Młoda Sudanka, której sąd w ubiegłym miesiącu uchylił karę śmierci za rzekome przejście z islamu na chrześcijaństwo, przyleciała wraz z rodziną do Rzymu. Kobieta została przetransportowana włoskim samolotem rządowym.

Włoska telewizja pokazała 27-letnią Meriam Ibrahim wysiadającą z samolotu w towarzystwie męża i dwójki malutkich dzieci oraz wiceministra spraw zagranicznych Włoch Lapo Pistelliego.  

Na lotnisku Rzym-Ciampino Sudankę i jej rodzinę powitali premier Matteo Renzi wraz z małżonką oraz minister spraw zagranicznych Federica Mogherini.  

Nie podano szczegółów dotyczących wyjazdu Ibrahim z Sudanu. Prawnik Sudanki Mohanad Mostafa powiedział agencji Reutera, że nie został poinformowany o wyjeździe swojej klientki. Dodał, że według jego informacji sądowy zakaz opuszczania przez Ibrahim kraju nie został anulowany.  

W połowie maja będąca wówczas w zaawansowanej ciąży Ibrahim została skazana przez sudański sąd na karę śmierci za przejście na chrześcijaństwo. Kobieta urodziła w więzieniu córkę.  

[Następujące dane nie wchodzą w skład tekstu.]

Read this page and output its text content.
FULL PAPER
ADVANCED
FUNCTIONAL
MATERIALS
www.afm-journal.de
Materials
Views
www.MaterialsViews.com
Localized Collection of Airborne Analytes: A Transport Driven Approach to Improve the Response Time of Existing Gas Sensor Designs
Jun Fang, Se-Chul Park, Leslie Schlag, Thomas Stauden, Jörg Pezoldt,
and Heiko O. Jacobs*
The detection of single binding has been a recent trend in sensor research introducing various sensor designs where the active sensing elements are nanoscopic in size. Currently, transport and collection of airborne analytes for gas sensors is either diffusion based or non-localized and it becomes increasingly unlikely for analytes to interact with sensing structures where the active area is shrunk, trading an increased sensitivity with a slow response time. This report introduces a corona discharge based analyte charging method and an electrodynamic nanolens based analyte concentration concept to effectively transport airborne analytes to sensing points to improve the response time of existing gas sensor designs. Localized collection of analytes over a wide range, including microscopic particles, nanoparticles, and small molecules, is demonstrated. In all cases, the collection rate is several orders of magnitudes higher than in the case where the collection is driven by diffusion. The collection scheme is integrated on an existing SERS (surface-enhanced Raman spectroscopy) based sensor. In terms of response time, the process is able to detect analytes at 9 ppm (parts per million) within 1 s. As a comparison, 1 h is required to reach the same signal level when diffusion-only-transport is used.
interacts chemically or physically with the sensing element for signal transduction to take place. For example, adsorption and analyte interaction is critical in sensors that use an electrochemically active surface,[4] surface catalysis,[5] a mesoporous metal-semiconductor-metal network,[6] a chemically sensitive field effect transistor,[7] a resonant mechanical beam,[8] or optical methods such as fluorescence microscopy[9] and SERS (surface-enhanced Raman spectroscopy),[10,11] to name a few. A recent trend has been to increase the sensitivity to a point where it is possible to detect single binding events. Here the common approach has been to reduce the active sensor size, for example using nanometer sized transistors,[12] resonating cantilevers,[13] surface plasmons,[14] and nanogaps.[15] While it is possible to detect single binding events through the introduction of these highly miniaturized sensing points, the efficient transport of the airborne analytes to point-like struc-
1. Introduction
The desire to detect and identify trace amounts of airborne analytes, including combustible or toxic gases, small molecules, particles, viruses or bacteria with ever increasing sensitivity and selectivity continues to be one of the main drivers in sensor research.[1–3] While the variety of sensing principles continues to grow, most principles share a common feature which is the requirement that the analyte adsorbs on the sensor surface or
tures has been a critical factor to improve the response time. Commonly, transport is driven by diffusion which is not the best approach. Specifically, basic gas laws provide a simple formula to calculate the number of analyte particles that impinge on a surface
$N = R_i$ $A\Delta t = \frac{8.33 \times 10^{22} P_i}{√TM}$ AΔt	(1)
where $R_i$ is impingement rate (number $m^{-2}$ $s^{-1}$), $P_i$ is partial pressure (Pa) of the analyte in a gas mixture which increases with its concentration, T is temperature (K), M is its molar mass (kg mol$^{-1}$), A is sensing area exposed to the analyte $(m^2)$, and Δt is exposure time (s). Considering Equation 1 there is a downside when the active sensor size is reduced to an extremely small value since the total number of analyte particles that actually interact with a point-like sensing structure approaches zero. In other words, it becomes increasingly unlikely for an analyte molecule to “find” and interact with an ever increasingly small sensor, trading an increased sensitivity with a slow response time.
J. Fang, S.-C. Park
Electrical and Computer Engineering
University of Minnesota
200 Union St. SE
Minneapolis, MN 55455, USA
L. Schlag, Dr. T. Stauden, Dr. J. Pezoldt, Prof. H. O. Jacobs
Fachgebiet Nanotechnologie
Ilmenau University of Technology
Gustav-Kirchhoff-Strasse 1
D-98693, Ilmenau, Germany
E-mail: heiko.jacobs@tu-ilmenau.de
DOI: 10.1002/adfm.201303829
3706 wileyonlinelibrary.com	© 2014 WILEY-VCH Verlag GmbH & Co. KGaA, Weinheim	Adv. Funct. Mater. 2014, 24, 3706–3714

23 czerwca sudański sąd apelacyjny uchylił wyrok śmierci wydany przez sąd niższej instancji i nakazał zwolnienie kobiety z więzienia. Następnego dnia na lotnisku w Chartumie została ona ponownie zatrzymana pod zarzutem sfałszowania dokumentów podróżnych. Chciała wraz z mężem oraz dziećmi opuścić Sudan i udać się do USA. Kobieta została zwolniona z policyjnego posterunku po interwencji zagranicznych dyplomatów.
Od wypuszczenia młodej chrześcijanki 26 czerwca z aresztu przebywała ona wraz z rodziną w ambasadzie USA w Chartumie.  

Przed ogłoszeniem wyroku śmierci w maju sędzia oświadczył, że 27-latka otrzymała trzy dni na wyrzeczenie się wiary, ale odmówiła powrotu do islamu. Sudanka oznajmiła sędziemu, że jest chrześcijanką i nigdy nie zmieniała wiary. Była ona wychowywana zgodnie z religią matki, chrześcijanki, gdyż ojciec, muzułmanin, opuścił je, gdy Meriam miała 5 lat.